Throughout the document, ENVY is referenced as the purchaser of the plant, with its parent company, Entergy Corporation "committed to financial guarantees that will assure that ENVY has sufficient capital to operate Vermont Yankee or to transition to decommissioning should ENVY decide to close the station."
Whether that means Entergy Corporation is liable for a decommissioning fund shortfall is still under review, said Stephen Wark, spokesman for Vermont's Department of Public Service.
It doesn't matter what the sales agreement says, said NRC spokesman Neil Sheehan, because the federal government has options not available to private citizens.

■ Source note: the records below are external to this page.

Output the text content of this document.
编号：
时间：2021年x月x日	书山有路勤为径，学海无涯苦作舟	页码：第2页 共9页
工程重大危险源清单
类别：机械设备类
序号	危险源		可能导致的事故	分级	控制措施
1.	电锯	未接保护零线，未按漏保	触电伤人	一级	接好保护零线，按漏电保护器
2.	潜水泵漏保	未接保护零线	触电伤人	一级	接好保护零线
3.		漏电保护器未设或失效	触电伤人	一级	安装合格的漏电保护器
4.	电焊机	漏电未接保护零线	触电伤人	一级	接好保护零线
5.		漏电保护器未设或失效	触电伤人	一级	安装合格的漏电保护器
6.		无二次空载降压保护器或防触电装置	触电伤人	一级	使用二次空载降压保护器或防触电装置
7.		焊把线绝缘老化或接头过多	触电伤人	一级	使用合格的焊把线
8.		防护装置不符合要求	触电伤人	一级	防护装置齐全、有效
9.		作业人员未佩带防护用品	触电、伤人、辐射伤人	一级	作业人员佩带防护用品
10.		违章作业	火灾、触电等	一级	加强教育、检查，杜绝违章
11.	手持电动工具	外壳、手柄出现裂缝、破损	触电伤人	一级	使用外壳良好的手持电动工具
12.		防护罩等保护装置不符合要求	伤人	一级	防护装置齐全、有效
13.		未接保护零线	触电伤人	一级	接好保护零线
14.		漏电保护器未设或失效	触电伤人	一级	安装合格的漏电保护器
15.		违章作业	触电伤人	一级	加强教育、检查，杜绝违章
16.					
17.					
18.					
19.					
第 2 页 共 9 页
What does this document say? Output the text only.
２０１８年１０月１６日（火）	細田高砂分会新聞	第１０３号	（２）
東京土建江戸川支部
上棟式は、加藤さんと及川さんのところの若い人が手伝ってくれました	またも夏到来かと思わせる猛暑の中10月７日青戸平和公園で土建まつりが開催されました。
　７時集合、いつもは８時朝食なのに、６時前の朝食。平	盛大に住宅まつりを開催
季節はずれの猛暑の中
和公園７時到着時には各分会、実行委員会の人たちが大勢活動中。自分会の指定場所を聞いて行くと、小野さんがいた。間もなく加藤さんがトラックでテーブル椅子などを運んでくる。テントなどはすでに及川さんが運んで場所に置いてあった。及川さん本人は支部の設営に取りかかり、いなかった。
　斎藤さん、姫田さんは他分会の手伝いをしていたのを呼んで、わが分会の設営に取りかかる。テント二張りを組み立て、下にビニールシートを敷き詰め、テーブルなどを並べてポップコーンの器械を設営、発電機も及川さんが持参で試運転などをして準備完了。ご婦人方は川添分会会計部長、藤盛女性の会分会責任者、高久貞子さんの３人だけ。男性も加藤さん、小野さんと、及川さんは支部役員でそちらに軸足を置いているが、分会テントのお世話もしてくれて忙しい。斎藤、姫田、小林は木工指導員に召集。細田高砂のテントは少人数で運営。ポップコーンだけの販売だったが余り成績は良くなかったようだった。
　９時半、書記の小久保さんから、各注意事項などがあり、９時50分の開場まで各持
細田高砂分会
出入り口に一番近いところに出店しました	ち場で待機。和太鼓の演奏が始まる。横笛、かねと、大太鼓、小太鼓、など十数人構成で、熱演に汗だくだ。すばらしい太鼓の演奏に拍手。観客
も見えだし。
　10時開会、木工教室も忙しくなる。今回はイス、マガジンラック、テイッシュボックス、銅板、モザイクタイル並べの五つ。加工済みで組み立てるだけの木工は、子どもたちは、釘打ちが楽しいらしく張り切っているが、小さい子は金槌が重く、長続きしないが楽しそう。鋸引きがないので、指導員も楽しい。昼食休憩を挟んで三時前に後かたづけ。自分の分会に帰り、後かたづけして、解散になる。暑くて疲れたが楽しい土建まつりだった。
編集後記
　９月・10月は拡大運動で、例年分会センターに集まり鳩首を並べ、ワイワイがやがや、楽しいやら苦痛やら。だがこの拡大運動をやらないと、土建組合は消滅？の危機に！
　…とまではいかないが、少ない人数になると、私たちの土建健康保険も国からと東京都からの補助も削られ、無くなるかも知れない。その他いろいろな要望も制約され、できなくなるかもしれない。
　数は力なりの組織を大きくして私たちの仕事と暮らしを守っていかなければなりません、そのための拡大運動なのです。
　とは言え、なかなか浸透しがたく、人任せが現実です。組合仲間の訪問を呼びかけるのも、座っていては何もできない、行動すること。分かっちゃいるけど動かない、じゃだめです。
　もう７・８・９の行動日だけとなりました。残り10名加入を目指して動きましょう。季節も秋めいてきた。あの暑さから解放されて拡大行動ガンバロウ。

As an example, he cited the Superfund program administered by the Environmental Protection Agency, which forces companies to pay to clean up environmental damages for properties they may no longer own.
"We would go after the parent company if we saw the owner of the reactor on the license was unable to fully fund the decommissioning costs," said Sheehan.
While an attorney at the Vermont Law School in South Royalton agreed that the federal government may have other ways to go after a parent company, a subsidiary is established to shield a corporation from financial liability, especially in cases of bankruptcy.
"Could the parent company be held liable?" asked Jackie Gardena, associate professor of law at the Vermont Law School. "The general answer is no."
To do so, she said, creditors would have to "pierce the corporate veil."
"But parent companies are very aware and work hard to maintain that veil to make sure it can't be pierced."
Entergy could be held liable for the financial obligations of its subsidiaries if certain factors were proven, she said, such as if the subsidiary is simply a sham company set up to avoid liability or if the subsidiary is undercapitalized and is less likely to meet its financial obligations.
But if a subsidiary has its own board of directors, corporate structure and financial holdings it would be hard to hold the parent company liable for any fund shortfalls, she said.
The same would hold true if Entergy is allowed to transfer the license of Yankee to Enexus, which would be responsible for the decommissioning.
"Creating a holding company is a benefit for them."
The license transfer would raise more than $4 billion for its parent corporation, using Enexus' assets as leverage. The infusion would go to pay off debt and to reward Entergy shareholders but would leave Enexus with no financial resources besides revenues raised through power sales and a $700 million letter of credit from Entergy to be shared by the other power plants in the new holding company.
The decommissioning trust fund was established by VYNPC through a fee levied on power consumers. After the sale, ratepayers were no longer required to contribute to the fund. Entergy has made no contributions, relying on the market to grow the fund to the estimated $1 billion needed to clean up the site.
Currently there is about $425 million in the trust fund. If the plant doesn't receive a license extension and closes in 2012, it would be mothballed -- called Safstore by the NRC -- for up to 60 years to allow the fund to grow to sufficient levels to return the site to public use.
How long the site would need to stay in Safstore would depend on if and when the Department of Energy meets its promise to move the nuclear waste stored in a spent fuel pool and dry casks to a federal repository.
In its 2002 review of the sale agreement, the PSB recognized that the Safstore option might have to be utilized.
"Safstore should not be seen as a panacea for funding decommissioning," according to the document. "However, the Safstore option provides a form of protection against under-collected decommissioning funds."
One thing the PSB could not accept was a stipulation in the sale that would split any left over decommissioning funds with ENVY and Vermont ratepayers.
"We believe it inconsistent with the general good for there to be any financial incentive for ENVY to minimize costs in decommissioning ENVY."